How To Treat Chilblains?

1. Get Some Exercise

That’s right, for some reason that no one can explain, the human body’s metabolism is increased by exercise. It could be a result of a greater need for warmth—the body is trying to burn more calories to keep you warm or it could simply be a result of the general movement of your arms and legs; your muscles are contracting and relaxing which requires energy!

2. Drink Water

Drinking water will help reduce the swelling in the affected areas but it will also improve blood circulation which will get rid of excess fluid in your blood vessels—this is called oedema. If you want to get rid of chilblains fast, eat a lot of green leafy vegetables like spinach—they contain vitamin C which promotes collagen production in your skin.
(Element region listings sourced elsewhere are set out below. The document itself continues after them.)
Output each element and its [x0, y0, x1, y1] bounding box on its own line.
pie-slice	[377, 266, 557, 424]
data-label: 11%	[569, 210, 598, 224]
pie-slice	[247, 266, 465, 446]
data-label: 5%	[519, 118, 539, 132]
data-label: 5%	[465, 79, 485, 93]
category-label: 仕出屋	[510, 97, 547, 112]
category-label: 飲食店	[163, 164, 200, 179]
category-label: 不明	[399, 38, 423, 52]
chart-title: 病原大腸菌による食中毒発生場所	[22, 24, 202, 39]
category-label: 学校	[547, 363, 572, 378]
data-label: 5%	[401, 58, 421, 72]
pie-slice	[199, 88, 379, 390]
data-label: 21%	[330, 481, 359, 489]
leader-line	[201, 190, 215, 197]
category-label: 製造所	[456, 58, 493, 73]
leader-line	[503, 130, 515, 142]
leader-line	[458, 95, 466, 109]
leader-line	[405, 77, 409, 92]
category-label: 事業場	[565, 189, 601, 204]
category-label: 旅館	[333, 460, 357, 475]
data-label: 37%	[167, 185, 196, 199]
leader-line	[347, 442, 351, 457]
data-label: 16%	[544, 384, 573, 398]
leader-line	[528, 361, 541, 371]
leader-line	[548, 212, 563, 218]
3. Get Plenty of Vitamin C!

This nutrient washes away free radicals and increases cell respiration while also enhancing immune system function; take at least 1000mg everyday or you can also try topical application as well!

4. Try Antihistamines

They may help with the itching and swelling of your skin but you should also consult a doctor to ensure you’re not allergic to them—they will also make you drowsy so don’t take it if you have work or class to attend.

5. Try Painkillers

They will at least dull the pain in your extremities but don’t overuse them because they can be addictive; acetaminophen is a good choice as it is non-addictive and doesn’t cause stomach ulcers! Avoid aspirin as it can lead to liver damage and bleeding!

6. Get Some Rest

Sleep will give your body the time it needs to heal itself so get some rest, sleep in when possible and try not to exert yourself—this includes getting out of bed too quickly if your chilblains are on your feet!

Final Word

Chilblains are caused by a reaction to the cold, which results in restricted blood flow to the skin of the ankles and feet. This can cause the skin to become itchy and red. Chilblains can be treated with moisturizers, ice packs, and elevation, but there is no cure. To prevent chilblains, make sure to dress warmly, wear warm socks, and stay hydrated.